Castiglione: “Non è vero che l’Abruzzo è fermo. La crescita c’è”

“I dati in possesso di Cioni (Confcommercio) e Giammarino (Confesercenti) forse sono stati male interpretati. Infatti, dalla lettura degli studi nazionali di Confcommercio e Confesercenti non solo emerge, per il 2010, una proiezione del PIL dell’Abruzzo che la indica come la prima regione del sud a far registrare una percentuale positiva, che si attesta intorno all’1%, ma risulta anche che la proiezione 2011 prevede un incremento del suo prodotto interno lordo pari al 2%, e cioè è attestato su una cifra ben al di sopra della altre regioni meridionali e sostanzialmente sugli stessi valori delle regioni del centro Italia”.

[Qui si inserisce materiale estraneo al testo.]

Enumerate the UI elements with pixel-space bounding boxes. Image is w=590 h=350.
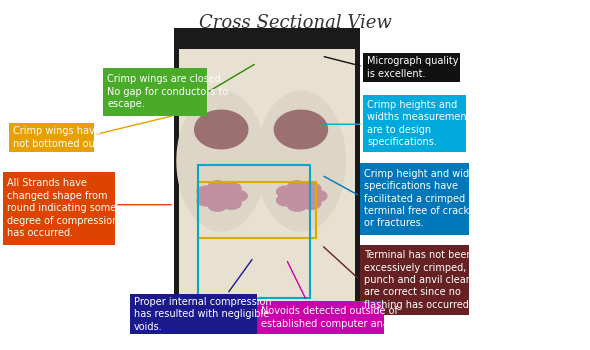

Il vice presidente della Regione ed assessore allo Sviluppo Economico, Alfredo Castiglione, non vede affatto un’economia abruzzese in affanno ed in procinto di vivere un autunno tribolato. “Nonostante le gravi problematiche legate al sisma ed alla situazione della sanità – rilancia Castiglione – l’Abruzzo può permettersi di guardare con un certo ottimismo al futuro anche se il trend di crescita dell’economia, essendo limitato, non assicura certo la soluzione delle questioni sul tappeto. Ma, intanto, è inequivocabile il dato che il reddito pro capite dei cittadini abruzzesi sia pari a 21.700 euro, che è pur sempre il primo di tutto il sud”. Secondo Castiglione, “necessitano risorse sia per adeguare l’intero tessuto produttivo regionale alle richieste dei mercati internazionali che per attrarre investimenti dall’estero. In ogni caso – continua il vice presidente – da un’analisi del Cresa sul primo trimestre dell’anno in corso, l’Abruzzo ha, comunque, fatto registrare una crescita nella produzione industriale manifatturiera dell’1,6% rispetto allo stesso trimestre dello scorso anno. Inoltre, in proporzione al numero degli abitanti, l’Abruzzo vanta anche la quota di consumi più alta a livello nazionale. Quindi più case di proprietà, più automobili, più beni durevoli ed anche i servizi sul territorio rispondono alle necessità degli abruzzesi, i quali lamentano meno difficoltà rispetto agli abitanti di molte altre regioni nel pagamento delle bollette. Nonostante ciò – ammette il vice presidente – nelle imprese e nelle famiglie c’e’ un maggiore pessimismo ed è su questo aspetto che occorre lavorare ancora molto”.

Per Castiglione, “è compito della politica creare le condizioni giuste affinché i cittadini possano tornare ad avere fiducia nelle Istituzioni. A tal proposito, mi permetto di ricordare i settori nei quali questo Governo regionale ha operato riforme importanti: artigianato, consorzi fidi e commercio mentre in autunno porteremo a termine la riforma dei Consorzi industriali e quella riguardante la legge sull’Industria”. Entro la fine dell’anno, inoltre, verranno pubblicati tutti i bandi comunitari relativi alle attività produttive che si vanno aggiungere al bando sui Poli di innovazione ed a quello inerente la misura 1.2.1 che riguarda acquisto di impianti tecnologicamente avanzati. “In particolare – spiega Castiglione – mi riferisco ai bandi su ricerca, servizi, start up delle imprese ed a misure di sostegno al credito per un totale di circa 50 milioni di euro mentre ulteriori 32 milioni riguardano la misura 1.2.1. e 10 milioni di euro sono stati destinati al bando sui Poli di innovazione. Fondi Fas a parte, rispetto ai quali – ha assicurato – le prime tranche dovrebbero essere sbloccate ad autunno inoltrato. Non intendo, in questa sede, ripetere quanto illustrato solo pochi giorni fa dal presidente Chiodi – conclude Castiglione – ma solo ribadire che tutti i nostri interventi, finora, sono andati nella direzione di cercare di migliorare la situazione di imprese e cittadini attraverso la riduzione degli sprechi e la limitazione delle disfunzioni burocratiche. Tutto questo garantendo, al tempo stesso, i servizi senza aumentare le imposte e senza, peraltro, avere a disposizione risorse endogene”.